The group is ahead of last year’s half year total of 359, but the spokesperson said this was due to the “timing” of its development programme.

Guinness started 347 homes in its most recent half year, which was 137 more starts than in the same period last year. 

The group’s total half-year surplus fell by a fifth to £16.4m, which Guinness said was due to higher borrowing costs. On an operating basis, its surplus rose to £55.1m, up from £50m the year before. 

The landlord currently has a G1/V2 rating with the regulator.

In a filing, Guinness said: “Whilst the operating environment for registered providers remains challenging, The Guinness Partnership remains financially resilient and continues to deliver effective core services and additional support to our tenants.”

The group’s half-year results in 2023 did not include the finances of Shepherds Bush Housing Association (SBHA), which it took on as a subsidiary nearly a year ago.

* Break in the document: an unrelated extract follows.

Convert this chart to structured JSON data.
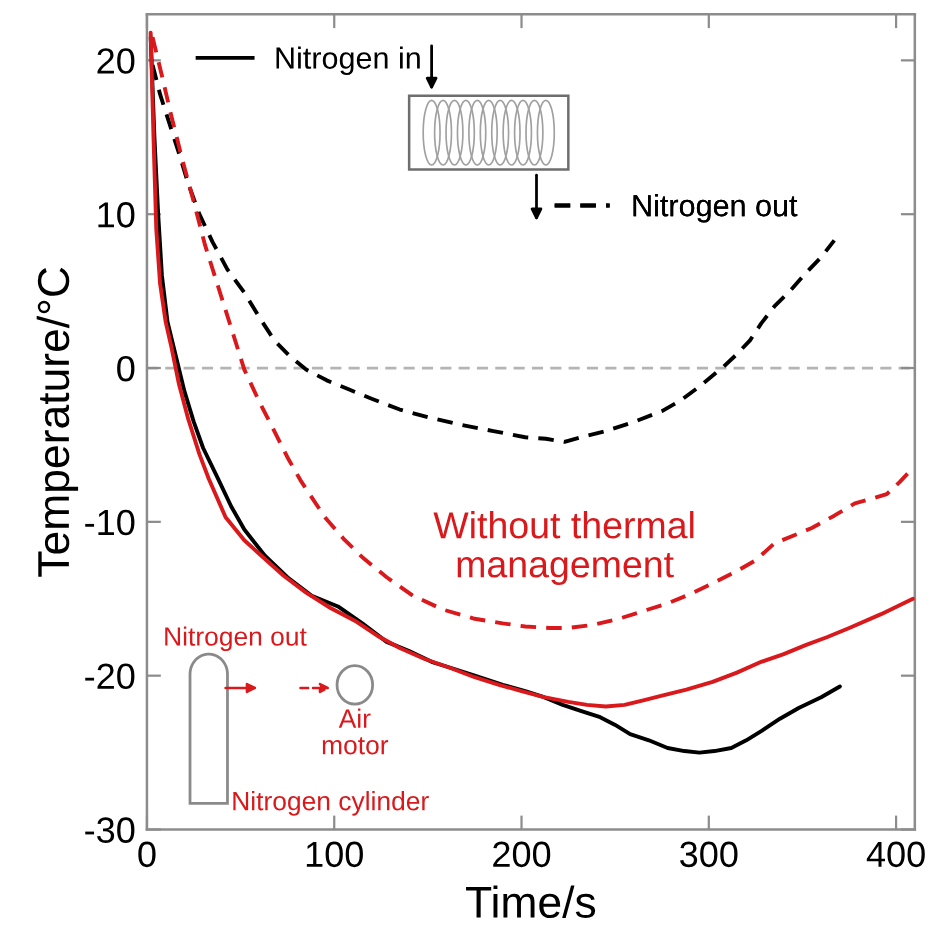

The dent to Guinness’ bottom line came despite the group reporting a 17% increase in turnover to £261m. 

In the latest six-month period, the London-based landlord revealed that it spent £99m on repairs and maintenance. This compared to £77m in the same period last year, which did not include SBHA. 

In the six months, as a standalone entity SBHA recored a surplus of £0.9m on turnover of £23.5m, with an operating margin of 5.2%.

All SBHA’s loan covenants for the period have been met, Guinness reported. 

SBHA was downgraded to G3 for governance by the English regulator in June 2022 and retained its V2 status.

At the time, the regulator said it had identified issues that allowed SBHA to come “within weeks of a potential loan covenant breach”.

In its last reported full year to March 2024, SBHA recorded a £2.8m deficit on turnover of £49.2m. 

The associations are aiming to complete a full transfer of engagements from SBHA to Guinness next April, the latest filing said.